Daran konnten Ellen Durst von der EU-Kommission, Generaldirektion Jugend,  und Jakob von Weizsäcker, Abgeordneter des Europäischen Parlaments, anknüpfen, die zu den Äußerungen der Jugendlichen Stellung bezogen. Ellen Durst pflichtete der Aussage bei, dass die EU ein neues Narrativ, eine „neue Begründung“ bräuchte. „Die EU muss mehr für (junge) Menschen sein als Euro, Roaming und Frieden“. Auch für Jakob von Weizsäcker war klar, dass die EU Probleme und Herausforderungen offensiv angehen müsse. Dazu zähle er die gegenwärtige Architektur des Euro, die zu wenig gegen die sozialen Unterschiede in der EU bewirke oder einen besseren Schutz der Außengrenzen. Die Bedeutung der EU als Friedenstifterin  erhalte aus seiner Wahrnehmung heraus jedoch wieder mehr Beachtung. Die Menschen verlangen in Zeiten weltpolitischer Veränderungen,  dass die EU sie  beschützt. Was die EU dafür leistet, dürfe nicht nur im Allgemeinen des „alle profitieren davon“ bleiben, sondern müsse die Menschen im Hier und Heute erreichen.

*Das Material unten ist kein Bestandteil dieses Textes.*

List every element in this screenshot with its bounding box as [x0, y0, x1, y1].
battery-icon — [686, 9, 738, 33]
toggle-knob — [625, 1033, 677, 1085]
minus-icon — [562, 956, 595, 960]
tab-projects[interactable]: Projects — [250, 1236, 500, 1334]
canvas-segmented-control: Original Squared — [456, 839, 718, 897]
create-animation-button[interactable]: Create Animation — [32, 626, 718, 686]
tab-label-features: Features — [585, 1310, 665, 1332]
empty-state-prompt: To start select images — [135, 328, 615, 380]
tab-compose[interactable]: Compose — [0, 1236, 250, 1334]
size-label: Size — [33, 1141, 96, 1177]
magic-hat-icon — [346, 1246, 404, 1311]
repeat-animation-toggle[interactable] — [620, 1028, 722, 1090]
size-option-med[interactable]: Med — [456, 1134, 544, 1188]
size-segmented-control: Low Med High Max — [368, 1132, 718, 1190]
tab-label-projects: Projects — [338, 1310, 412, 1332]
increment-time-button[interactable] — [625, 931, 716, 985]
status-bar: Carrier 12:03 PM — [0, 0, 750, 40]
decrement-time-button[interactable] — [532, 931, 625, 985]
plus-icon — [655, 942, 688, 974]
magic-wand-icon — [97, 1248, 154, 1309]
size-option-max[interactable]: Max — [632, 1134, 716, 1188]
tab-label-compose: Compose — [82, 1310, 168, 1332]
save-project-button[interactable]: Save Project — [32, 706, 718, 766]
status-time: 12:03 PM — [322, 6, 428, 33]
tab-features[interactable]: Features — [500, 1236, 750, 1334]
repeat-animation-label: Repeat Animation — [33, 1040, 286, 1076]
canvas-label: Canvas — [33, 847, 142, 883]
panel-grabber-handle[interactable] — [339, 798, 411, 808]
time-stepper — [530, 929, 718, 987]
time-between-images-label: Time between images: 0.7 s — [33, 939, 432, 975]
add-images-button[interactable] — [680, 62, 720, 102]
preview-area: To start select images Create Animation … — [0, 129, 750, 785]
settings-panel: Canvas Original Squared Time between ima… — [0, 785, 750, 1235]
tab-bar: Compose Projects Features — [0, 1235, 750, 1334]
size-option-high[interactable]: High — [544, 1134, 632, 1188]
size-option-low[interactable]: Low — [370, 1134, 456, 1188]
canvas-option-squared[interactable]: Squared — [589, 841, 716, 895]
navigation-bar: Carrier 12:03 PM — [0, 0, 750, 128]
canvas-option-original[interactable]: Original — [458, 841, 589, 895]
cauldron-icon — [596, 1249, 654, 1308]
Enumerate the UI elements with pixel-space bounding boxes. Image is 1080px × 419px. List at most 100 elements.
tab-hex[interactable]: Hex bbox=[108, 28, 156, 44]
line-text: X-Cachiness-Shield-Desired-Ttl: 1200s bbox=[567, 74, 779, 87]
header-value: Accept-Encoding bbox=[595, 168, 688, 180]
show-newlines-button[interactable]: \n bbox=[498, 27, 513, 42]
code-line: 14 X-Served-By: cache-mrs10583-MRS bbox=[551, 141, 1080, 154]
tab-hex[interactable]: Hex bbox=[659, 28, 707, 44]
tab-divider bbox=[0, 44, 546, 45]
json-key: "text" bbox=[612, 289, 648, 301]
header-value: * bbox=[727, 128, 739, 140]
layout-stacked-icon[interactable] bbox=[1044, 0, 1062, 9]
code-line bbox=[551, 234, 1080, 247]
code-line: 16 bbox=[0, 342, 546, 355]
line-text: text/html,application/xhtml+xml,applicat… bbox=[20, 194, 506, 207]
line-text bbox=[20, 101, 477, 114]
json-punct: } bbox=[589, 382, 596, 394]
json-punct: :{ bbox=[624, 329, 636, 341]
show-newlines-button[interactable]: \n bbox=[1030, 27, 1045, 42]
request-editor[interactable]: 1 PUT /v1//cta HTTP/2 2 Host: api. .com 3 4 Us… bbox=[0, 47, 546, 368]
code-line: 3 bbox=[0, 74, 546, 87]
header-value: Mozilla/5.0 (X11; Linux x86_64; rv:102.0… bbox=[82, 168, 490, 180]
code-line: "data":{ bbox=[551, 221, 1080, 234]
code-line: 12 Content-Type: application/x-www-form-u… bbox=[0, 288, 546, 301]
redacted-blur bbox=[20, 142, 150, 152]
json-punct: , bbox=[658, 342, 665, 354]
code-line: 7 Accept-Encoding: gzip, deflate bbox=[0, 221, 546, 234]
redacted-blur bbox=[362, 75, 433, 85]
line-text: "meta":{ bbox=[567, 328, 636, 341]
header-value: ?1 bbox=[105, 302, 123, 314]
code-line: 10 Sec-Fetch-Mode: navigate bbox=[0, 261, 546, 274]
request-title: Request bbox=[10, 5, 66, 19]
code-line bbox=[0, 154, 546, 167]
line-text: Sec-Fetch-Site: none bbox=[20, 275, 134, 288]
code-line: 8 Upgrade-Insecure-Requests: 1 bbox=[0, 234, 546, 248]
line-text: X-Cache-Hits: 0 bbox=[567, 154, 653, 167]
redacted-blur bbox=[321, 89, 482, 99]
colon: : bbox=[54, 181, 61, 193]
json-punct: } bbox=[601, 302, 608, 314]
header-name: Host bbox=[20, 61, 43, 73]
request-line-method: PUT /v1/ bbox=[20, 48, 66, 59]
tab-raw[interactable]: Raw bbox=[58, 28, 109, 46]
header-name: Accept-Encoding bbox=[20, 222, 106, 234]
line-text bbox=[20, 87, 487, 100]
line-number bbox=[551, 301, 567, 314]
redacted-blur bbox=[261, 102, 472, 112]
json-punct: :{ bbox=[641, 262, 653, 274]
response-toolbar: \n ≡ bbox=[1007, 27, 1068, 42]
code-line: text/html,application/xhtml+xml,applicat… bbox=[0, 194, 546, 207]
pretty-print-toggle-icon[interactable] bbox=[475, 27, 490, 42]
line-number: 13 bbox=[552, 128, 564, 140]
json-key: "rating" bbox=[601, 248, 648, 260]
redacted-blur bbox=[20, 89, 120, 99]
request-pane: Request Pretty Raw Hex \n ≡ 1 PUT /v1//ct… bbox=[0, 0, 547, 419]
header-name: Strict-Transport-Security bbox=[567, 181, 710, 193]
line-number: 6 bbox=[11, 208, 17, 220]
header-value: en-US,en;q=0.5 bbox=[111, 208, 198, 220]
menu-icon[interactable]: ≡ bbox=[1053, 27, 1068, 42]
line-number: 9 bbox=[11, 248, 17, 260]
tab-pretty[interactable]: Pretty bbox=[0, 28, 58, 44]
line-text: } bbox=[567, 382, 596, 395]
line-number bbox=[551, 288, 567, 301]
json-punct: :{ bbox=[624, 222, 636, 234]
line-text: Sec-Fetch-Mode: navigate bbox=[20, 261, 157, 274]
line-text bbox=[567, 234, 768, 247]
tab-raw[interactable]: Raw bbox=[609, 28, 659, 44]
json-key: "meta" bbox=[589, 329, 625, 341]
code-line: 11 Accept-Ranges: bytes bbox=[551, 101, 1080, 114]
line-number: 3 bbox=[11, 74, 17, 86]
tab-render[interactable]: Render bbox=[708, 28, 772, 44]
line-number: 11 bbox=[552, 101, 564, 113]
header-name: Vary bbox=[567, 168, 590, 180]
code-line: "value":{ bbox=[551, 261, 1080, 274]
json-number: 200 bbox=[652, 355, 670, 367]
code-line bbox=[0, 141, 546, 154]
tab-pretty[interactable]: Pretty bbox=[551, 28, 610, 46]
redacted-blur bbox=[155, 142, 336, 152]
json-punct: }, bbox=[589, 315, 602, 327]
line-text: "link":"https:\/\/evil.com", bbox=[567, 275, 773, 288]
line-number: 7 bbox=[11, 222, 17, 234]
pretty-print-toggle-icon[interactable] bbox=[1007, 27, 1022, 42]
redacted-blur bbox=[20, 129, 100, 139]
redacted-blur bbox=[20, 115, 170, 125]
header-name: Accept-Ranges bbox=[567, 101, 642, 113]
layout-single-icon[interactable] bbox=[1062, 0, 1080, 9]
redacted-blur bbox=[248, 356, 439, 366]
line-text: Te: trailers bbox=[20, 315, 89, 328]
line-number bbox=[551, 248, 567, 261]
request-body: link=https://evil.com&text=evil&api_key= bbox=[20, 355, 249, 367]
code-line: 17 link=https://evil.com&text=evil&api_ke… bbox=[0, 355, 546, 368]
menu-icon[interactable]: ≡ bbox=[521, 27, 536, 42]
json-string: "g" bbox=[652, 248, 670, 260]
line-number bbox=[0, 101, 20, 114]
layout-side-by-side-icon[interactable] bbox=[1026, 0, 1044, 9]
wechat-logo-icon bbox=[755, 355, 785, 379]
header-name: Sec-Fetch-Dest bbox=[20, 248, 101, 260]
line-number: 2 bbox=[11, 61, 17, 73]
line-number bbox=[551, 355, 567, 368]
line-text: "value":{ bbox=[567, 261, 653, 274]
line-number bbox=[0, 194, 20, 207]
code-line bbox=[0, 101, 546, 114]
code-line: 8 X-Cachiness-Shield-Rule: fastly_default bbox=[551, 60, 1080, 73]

Am Ende dieses ehrlichen und offenen Austausches wurde deutlich, diesen jungen Menschen ist die EU als selbstverständlicher Bestandteil ihres Lebens wichtig, sie sind eine relevante Stimme in der Debatte um eine starke und zukunftsfähige EU und wichtige Botschafter des europäischen Gedankens. Europa-Botschafter in ihrer Generation. So stand am Ende der Apell von Doris Klingenhagen, Referentin für europäische Jugendpolitik, das Politikfeld Jugend auf der europäischen Ebene deutlich zu stärken und mit entsprechenden Programmmitteln auszustatten.